“Sure.” Ward nodded carelessly. “But we don’t want you—not yet.”

“Not yet? Meaning what?”

“Oh, we ain’t got anything on you—yet. When we do we’ll nail you. Right now we got other work.”

“Thanks! Mighty nice of you to tell me. How are you making out?”

“Bum luck, so far,” was the frank admission. “But we’ll git what we’re after. You could help us if you would, but it’s no good askin’ you.”

Douglas grinned jauntily. Then he grew sober. There was something about the patient, straightforward, quiet-spoken Ward that appealed strongly to him, just as there was a coarseness about “Brooklyn Bill” that aroused his reckless antagonism. Too, he himself was now a man-hunter on his own account. With Bill silent behind him and Ward’s steady eyes before him, he felt a sudden swerve from the Traps current in which he had been drifting. Weighing his words, he spoke out.

“See here, Ward. You haven’t told me who your man is, and I’m not asking. Maybe I know something about the case, maybe I don’t. But let’s suppose a case.

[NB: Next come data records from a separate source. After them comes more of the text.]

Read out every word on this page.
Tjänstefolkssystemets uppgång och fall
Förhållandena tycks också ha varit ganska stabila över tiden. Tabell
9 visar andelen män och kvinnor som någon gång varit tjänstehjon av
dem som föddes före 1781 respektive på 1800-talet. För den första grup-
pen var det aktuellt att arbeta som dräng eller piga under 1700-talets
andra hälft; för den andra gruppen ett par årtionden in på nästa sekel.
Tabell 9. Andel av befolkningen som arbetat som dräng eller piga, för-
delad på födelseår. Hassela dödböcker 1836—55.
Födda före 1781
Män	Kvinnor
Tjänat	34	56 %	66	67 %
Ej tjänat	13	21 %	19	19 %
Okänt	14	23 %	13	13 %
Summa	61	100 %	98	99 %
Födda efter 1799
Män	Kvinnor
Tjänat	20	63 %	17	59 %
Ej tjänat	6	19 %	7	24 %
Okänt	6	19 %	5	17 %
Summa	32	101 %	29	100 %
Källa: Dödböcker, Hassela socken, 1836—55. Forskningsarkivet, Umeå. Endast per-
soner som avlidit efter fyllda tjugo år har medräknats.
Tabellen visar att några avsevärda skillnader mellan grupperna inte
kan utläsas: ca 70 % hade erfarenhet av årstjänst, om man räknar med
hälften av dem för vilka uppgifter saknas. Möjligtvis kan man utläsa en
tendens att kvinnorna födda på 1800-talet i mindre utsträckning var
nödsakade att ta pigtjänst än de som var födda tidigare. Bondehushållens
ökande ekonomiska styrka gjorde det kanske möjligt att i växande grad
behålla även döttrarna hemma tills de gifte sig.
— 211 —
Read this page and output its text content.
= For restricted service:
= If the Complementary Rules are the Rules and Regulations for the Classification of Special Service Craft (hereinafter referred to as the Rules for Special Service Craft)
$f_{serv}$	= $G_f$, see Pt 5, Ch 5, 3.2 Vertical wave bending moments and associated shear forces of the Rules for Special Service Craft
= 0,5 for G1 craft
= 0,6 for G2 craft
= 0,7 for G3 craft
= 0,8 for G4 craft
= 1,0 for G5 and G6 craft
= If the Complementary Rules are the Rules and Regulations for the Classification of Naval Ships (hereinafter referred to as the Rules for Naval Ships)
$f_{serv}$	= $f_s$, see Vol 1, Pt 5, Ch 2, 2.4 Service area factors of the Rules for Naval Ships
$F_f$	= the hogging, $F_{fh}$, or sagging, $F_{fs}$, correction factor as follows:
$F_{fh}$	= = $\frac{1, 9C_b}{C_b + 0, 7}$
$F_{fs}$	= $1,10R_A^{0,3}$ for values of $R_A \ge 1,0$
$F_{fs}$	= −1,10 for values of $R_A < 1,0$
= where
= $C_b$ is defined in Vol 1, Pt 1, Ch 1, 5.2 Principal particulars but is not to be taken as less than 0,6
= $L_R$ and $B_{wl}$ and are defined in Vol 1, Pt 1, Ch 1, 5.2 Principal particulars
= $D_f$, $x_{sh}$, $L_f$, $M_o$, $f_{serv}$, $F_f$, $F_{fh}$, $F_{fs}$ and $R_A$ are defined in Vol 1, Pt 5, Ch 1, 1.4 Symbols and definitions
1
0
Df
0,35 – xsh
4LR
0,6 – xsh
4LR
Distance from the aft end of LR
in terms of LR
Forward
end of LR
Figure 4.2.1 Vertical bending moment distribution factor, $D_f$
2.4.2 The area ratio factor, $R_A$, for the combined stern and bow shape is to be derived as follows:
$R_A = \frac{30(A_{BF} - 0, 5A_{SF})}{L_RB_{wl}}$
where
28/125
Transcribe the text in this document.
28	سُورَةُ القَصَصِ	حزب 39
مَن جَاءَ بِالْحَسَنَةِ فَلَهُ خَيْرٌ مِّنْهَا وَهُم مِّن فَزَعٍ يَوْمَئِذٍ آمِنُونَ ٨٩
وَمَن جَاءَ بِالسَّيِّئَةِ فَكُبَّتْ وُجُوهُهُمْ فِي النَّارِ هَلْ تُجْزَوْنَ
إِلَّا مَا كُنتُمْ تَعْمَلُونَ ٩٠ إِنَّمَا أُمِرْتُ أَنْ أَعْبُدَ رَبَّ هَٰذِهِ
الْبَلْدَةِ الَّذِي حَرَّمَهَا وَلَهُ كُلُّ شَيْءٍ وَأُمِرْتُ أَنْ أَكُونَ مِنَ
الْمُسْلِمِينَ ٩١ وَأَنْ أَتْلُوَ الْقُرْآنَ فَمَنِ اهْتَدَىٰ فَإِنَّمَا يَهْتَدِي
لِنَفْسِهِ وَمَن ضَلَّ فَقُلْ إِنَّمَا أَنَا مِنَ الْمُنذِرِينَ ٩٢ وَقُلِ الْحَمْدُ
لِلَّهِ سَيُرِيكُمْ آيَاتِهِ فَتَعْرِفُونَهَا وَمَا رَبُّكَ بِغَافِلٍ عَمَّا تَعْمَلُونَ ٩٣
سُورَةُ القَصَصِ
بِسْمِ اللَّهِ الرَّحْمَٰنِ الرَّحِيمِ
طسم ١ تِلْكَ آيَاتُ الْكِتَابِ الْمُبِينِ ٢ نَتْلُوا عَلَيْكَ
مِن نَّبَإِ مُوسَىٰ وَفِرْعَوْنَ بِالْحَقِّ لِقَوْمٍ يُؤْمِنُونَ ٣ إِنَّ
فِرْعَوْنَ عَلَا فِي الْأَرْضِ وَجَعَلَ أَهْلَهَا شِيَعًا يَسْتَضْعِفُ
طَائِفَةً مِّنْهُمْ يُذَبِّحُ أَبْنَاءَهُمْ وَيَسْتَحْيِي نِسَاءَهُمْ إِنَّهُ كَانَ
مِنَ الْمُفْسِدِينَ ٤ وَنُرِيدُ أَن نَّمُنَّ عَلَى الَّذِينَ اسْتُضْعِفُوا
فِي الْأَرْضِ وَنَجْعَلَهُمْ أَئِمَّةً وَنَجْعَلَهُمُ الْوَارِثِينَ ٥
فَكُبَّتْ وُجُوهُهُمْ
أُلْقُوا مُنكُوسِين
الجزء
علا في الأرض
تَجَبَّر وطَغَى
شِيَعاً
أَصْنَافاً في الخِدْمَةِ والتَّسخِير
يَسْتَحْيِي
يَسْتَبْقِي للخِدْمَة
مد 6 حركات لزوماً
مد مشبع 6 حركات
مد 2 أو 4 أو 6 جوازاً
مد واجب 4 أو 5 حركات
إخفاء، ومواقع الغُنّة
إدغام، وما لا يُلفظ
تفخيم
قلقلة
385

“Suppose you’re looking for a fellow—only a young lad—who got sent up for arson and a few other things like that. Suppose I have reason to believe that the young fellow never did what he was sent up for; that he has served years for a crime he never committed; that he was ‘framed.’ Would you blame me for not wanting to help send him back to a good many more years of the same?”

Ward’s eyes widened a trifle.

“No, I wouldn’t. I’d feel sorry for him myself. But ‘framed’? How?”